Saturday, May 29, 2010

Old and Alone

This mornings practice I was alone, actually old (which accurately represents what I am becoming) and alone. That happens several times a year, during a snow storm I show up and nobody’s there, or a holiday weekend when everyone is doing the right thing spending time for themselves and/or their families, but I’m there.

Actually I was feeling pretty good this morning, and had spent my normal 2 hours reviewing material, notes, etc. thinking of what I might do depending on who shows up to train. Feeling pretty good is more unique than not these days. The past few years stress keeping my job, arthritis and allergy attacks, etc. have greatly diminished my ability, not my resolve or desire, just I am not anything close to what I used to be.

That means I’m getting better in some areas and falling faster in many others.
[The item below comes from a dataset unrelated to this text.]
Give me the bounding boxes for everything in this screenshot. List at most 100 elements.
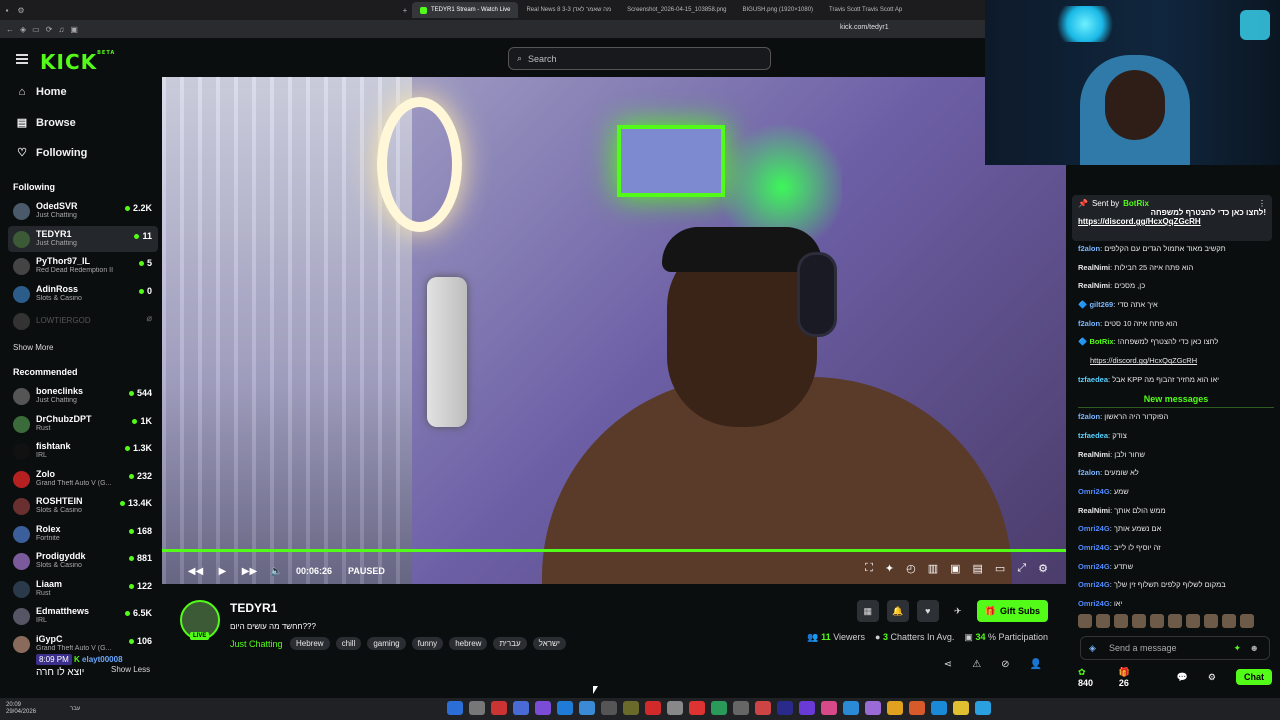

I’m losing balance, much flexibility and kicking ability more often just working a piece of the technique, but a lot of my small control gets better, interesting how we change.

It would be easy to say I feel lousy so I better do something better than training and teaching, but that’s impossible for me, and actually even doing the little I can keeps me strong moving forward.

Being alone doesn’t scare me, it allows me the freedom to train for myself.

I started with some Tjimande drills, the 2nd half of the Yang Tai Chi form and some Yang sword work, just to warm myself up. Then realizing nobody else was showing up I began to work on material for myself.

Weapons forms: Chantan Yara No Sai, Chosen No Kama Dai, Bando’s Hidden stick, Wansu No Tonfa (solely my own), my Isshinryu tonfa kata and Sutrisno tanto drills.

Empty hand forms: Nijushiho, Gojushiho, Chinto, some Chinto work with tecchu, Kusanku, SunNuSu, Lung Le Kuen (Supple Dragon for the non-supple dude), Tomari Rohai (my version of theNakasone Seiyu lineage form) and Uechi Sanchin.

It’s interesting the more I fall upon myself I find incredible value from my work on my Yang sword practice, especially the centering alignment when I apply it to my other weapons studies.

Now by that time I was a tottering older fool, with little left for myself so I concluded with my study of Isshinryu Sanchin, full speed and natural breathing. It continues to be an energy pump for me, One time through I always feel restored and filled with vigor. This remains one of the most remarkable studies I’ve experienced.

I may be old and alone, but I sure had fun.

1 comment:

JoRoman said...

It is inspiring to know that even though we may age and not have the best of days, physically or mentally, the arts somehow always give us something to look forward to, no matter whether we may be able to do all the things we did as younger folk. I salute your enthusiasm, Victor san!